Como también expresé en distintas oportunidades, la economía norteamericana se encuentra sujeta a un movimiento contradictorio. Por un lado, resulta actualmente el país central que ostenta el mayor crecimiento económico, cuestión que le permite absorber gran parte del desempleo legado por la Gran Recesión. Aunque por el otro, el nivel de crecimiento resulta pobre frente a los ingentes estímulos monetarios implementados y a la vez extremadamente dependiente de aquellos estímulos. Mientras variables como la inversión y la productividad se mantienen en niveles de crecimiento particularmente deprimidos, el mercado bursátil muestra nuevos máximos históricos. Fundamentalmente el riesgo financiero junto con dificultad de reeditar medidas monetarias para responder a una eventual profundización de la crisis, son los factores que preocupan a la Reserva Federal norteamericana y que impulsaron la suba de las tasas de interés, con un plan de nuevos incrementos para el año en curso.
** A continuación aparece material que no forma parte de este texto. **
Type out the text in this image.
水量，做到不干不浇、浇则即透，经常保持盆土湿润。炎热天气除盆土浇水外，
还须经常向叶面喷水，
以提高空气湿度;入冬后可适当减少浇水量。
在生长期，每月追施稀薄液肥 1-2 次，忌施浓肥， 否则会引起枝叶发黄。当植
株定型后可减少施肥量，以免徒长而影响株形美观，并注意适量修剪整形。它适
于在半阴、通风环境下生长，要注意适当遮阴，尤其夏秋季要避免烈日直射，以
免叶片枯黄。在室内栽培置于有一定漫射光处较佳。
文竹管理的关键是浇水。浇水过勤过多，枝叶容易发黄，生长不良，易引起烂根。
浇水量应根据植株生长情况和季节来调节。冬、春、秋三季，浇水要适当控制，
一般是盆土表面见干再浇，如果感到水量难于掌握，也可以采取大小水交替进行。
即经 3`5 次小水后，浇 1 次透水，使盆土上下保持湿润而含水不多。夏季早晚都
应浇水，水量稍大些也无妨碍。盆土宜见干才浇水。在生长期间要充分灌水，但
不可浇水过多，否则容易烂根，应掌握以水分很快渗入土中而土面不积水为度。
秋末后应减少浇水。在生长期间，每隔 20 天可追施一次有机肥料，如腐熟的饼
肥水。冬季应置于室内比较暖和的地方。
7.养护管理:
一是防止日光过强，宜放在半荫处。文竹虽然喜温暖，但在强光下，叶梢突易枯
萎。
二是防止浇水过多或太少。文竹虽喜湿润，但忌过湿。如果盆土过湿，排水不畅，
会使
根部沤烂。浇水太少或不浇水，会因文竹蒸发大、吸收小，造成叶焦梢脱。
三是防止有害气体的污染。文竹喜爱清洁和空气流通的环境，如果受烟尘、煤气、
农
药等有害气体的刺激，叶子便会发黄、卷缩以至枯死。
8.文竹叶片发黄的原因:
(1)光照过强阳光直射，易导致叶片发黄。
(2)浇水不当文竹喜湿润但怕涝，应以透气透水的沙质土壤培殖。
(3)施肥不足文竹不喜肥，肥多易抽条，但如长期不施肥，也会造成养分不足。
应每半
Sin embargo y como era de esperar, la medida profundizó el giro de capitales hacia el centro, contribuyendo a la revaluación del dólar, a la devaluación del resto de las monedas y a profundizar las debilidades chinas. Los precios de las materias primas y el petróleo continúan cuesta abajo impulsados por el triple impacto del menor crecimiento chino, la revaluación del dólar y la amenaza de una mayor debilidad de la economía mundial. Cuestión que a su vez realimenta las debilidades de los llamados “mercados emergentes”. Concomitantemente el fortalecimiento del dólar impulsa hacia abajo las exportaciones norteamericanas repercutiendo sobre la industria, el flanco más débil de la recuperación. Fue justamente la caída del indicador adelantado de PMI (una medida que se considera que aproxima muy bien el pronóstico de crecimiento) tanto de Estados Unidos como de China, uno de los factores que azuzaron las inestabilidades de estos últimos días. Es muy probable que si la situación se agudiza mucho la Reserva Federal abandone su política de incremento de tasas –ya hay voces que indican cautela.

Pero por un lado habrá que ver si la Fed llega a tiempo para evitar una nueva debacle y por el otro, en gran parte la suerte ya está echada. Una cosa era la transición china en una economía mundial débil pero relativamente estable y otra cosa será dicha transición en un contexto crecientemente crítico. Los factores que contribuyeron a espantar el fantasma de la Gran Recesión desde el año 2010 están encontrando sus límites y todo indica que la economía mundial se encamina hacia una etapa claramente más crítica“.